There hasn’t been a gold standard for how orthopaedic spine surgeons promote new bone growth in patients, but now Northwestern University scientists have designed a bioactive nanomaterial that is so good at stimulating bone regeneration it could become the method surgeons prefer.

While studied in an animal model of spinal fusion, the method for promoting new bone growth, published in the journal Nature Nanotechnology, could translate readily to humans, the scientists said.

Many other procedures could also benefit from the nanomaterial, ranging from repair of bone trauma to treatment of bone cancer to bone growth for dental implants.

Samuel Stupp, PhD, director of the Louis A. Simpson and Kimberly K. Querrey Institute for BioNanotechnology in Medicine and professor of Medicine in the Division of Endocrinology, Metabolism, and Molecular Medicine, who developed the new nanomaterial, explained: “Our method is very flexible and could be adapted for the regeneration of other tissues, including muscle, tendons and cartilage.”

For the interdisciplinary study, Stupp collaborated with Wellington Hsu, MD, the Clifford C. Raisbeck, MD, Professor of Orthopaedic Surgery and of Neurological Surgery, and Erin Hsu, PhD, research assistant professor of Orthopaedic Surgery. The husband–and–wife team is working to improve clinically employed methods of bone regeneration.

Sugar molecules on the surface of the nanomaterial provide its regenerative power. The investigators studied in vivo the effect of the “sugar–coated” nanomaterial on the activity of a clinically used growth factor, called bone morphogenetic protein 2 (BMP–2). They found the amount of protein needed for a successful spinal fusion was reduced to an unprecedented level: 100 times less of BMP–2 was needed. This is very good news, because the growth factor is known to cause dangerous side effects when used in the amounts required to regenerate high–quality bone, and it is expensive as well.

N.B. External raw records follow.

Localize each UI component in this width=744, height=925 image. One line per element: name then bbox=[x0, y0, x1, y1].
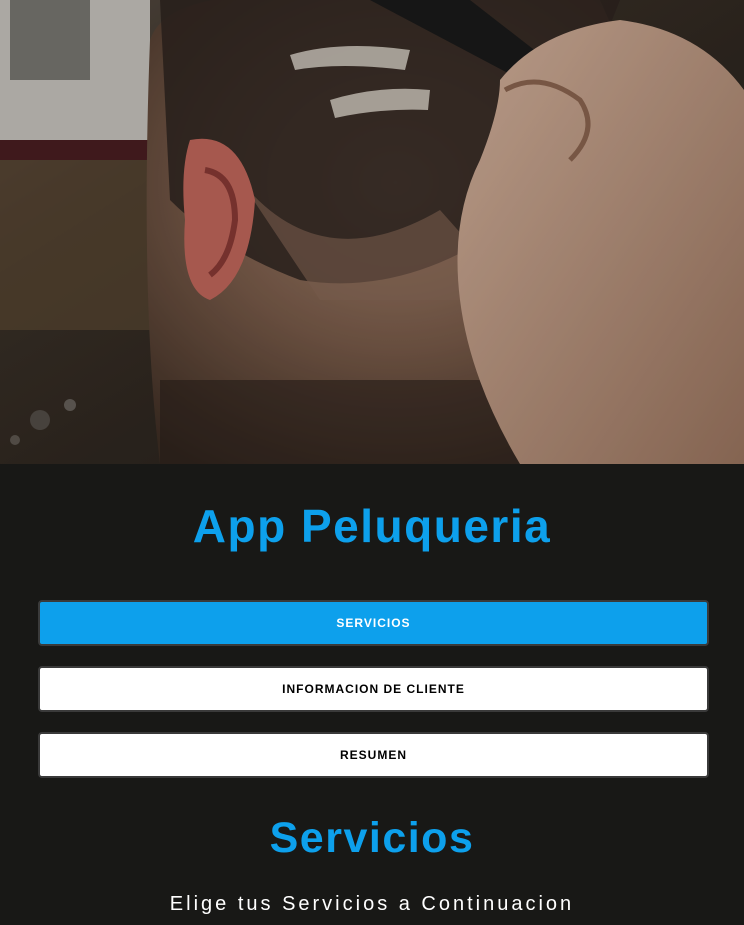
app-title: App Peluqueria bbox=[192, 500, 552, 552]
tab-resumen[interactable]: RESUMEN bbox=[38, 732, 709, 778]
tab-informacion-cliente[interactable]: INFORMACION DE CLIENTE bbox=[38, 666, 709, 712]
section-title: Servicios bbox=[269, 814, 475, 862]
section-description: Elige tus Servicios a Continuacion bbox=[169, 893, 575, 915]
tab-servicios[interactable]: SERVICIOS bbox=[38, 600, 709, 646]
hero-image bbox=[0, 0, 744, 464]
barber-photo-illustration bbox=[0, 0, 744, 464]
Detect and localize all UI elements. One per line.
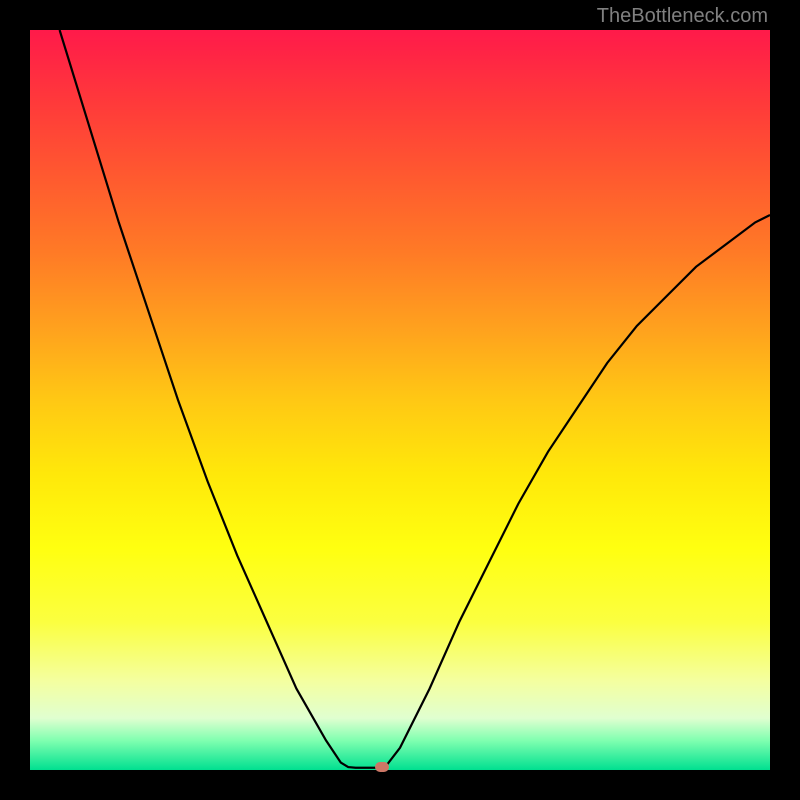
- curve-svg: [30, 30, 770, 770]
- chart-container: TheBottleneck.com: [0, 0, 800, 800]
- minimum-marker: [375, 762, 389, 772]
- bottleneck-curve-path: [60, 30, 770, 768]
- watermark-text: TheBottleneck.com: [597, 5, 768, 28]
- plot-area: [30, 30, 770, 770]
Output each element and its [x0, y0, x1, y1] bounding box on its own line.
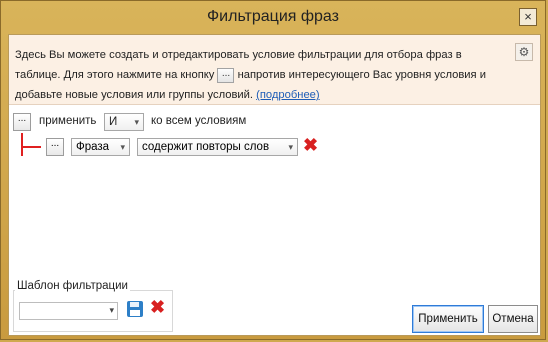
filter-dialog: Фильтрация фраз × Здесь Вы можете создат… [0, 0, 546, 340]
info-panel: Здесь Вы можете создать и отредактироват… [9, 35, 540, 105]
condition-field-value: Фраза [76, 141, 110, 153]
close-button[interactable]: × [519, 8, 537, 26]
chevron-down-icon: ▾ [134, 117, 139, 127]
template-select[interactable]: ▾ [19, 302, 118, 320]
tree-connector-horizontal [21, 146, 41, 148]
title-bar[interactable]: Фильтрация фраз × [1, 1, 545, 33]
more-info-link[interactable]: (подробнее) [256, 89, 320, 101]
template-label: Шаблон фильтрации [15, 280, 130, 292]
logic-operator-select[interactable]: И ▾ [104, 113, 144, 131]
window-title: Фильтрация фраз [207, 8, 339, 25]
save-icon[interactable] [126, 300, 144, 318]
info-text: Здесь Вы можете создать и отредактироват… [15, 45, 505, 105]
root-menu-button[interactable]: ... [13, 113, 31, 131]
apply-button[interactable]: Применить [412, 305, 484, 333]
close-icon[interactable]: ✖ [303, 135, 318, 156]
delete-icon[interactable]: ✖ [150, 297, 165, 318]
condition-operator-value: содержит повторы слов [142, 141, 270, 153]
dialog-content: Здесь Вы можете создать и отредактироват… [8, 34, 541, 336]
condition-operator-select[interactable]: содержит повторы слов ▾ [137, 138, 298, 156]
apply-label: применить [39, 115, 97, 127]
chevron-down-icon: ▾ [120, 142, 125, 152]
gear-icon[interactable]: ⚙ [515, 43, 533, 61]
tree-connector-vertical [21, 133, 23, 156]
cancel-button[interactable]: Отмена [488, 305, 538, 333]
chevron-down-icon: ▾ [288, 142, 293, 152]
condition-menu-button[interactable]: ... [46, 138, 64, 156]
inline-menu-button-sample: ... [217, 67, 235, 83]
all-conditions-label: ко всем условиям [151, 115, 247, 127]
logic-operator-value: И [109, 116, 118, 128]
chevron-down-icon: ▾ [109, 305, 114, 315]
condition-field-select[interactable]: Фраза ▾ [71, 138, 130, 156]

Stupp’s biodegradable nanomaterial functions as an artificial extracellular matrix, which mimics what cells in the body usually interact with in their surroundings. BMP–2 activates certain types of stem cells and signals them to become bone cells. The Northwestern matrix, which consists of tiny nanoscale filaments, binds the protein by molecular design in the way that natural sugars bind it in our bodies and then slowly releases it when needed, instead of in one early burst, which can contribute to side effects.

To create the nanostructures, the research team led by Stupp synthesized a specific type of sugar that closely resembles those used by nature to activate BMP–2 when cell signaling is necessary for bone growth. Rapidly moving flexible sugar molecules displayed on the surface of the nanostructures “grab” the protein in a specific spot that is precisely the same one used in biological systems when it is time to deploy the signal. This potentiates the bone–growing signals to a surprising level that surpasses even the naturally occurring sugar polymers in our bodies.

In the in vivo portion of the study, the nanomaterial was delivered to the spine using a collagen sponge. This is the way surgeons currently deliver BMP–2 clinically to promote bone growth.

“We surgeons are looking for optimal carriers for growth factors and cells,” Hsu said. “With its numerous binding sites, the long filaments of this new nanomaterial is more successful than existing carriers in releasing the growth factor when the body is ready. Timing is critical for success in bone regeneration.”

In the new nanomaterial, the sugars are displayed in a scaffold built from self–assembling molecules known as peptide amphiphiles, first developed by Stupp 15 years ago.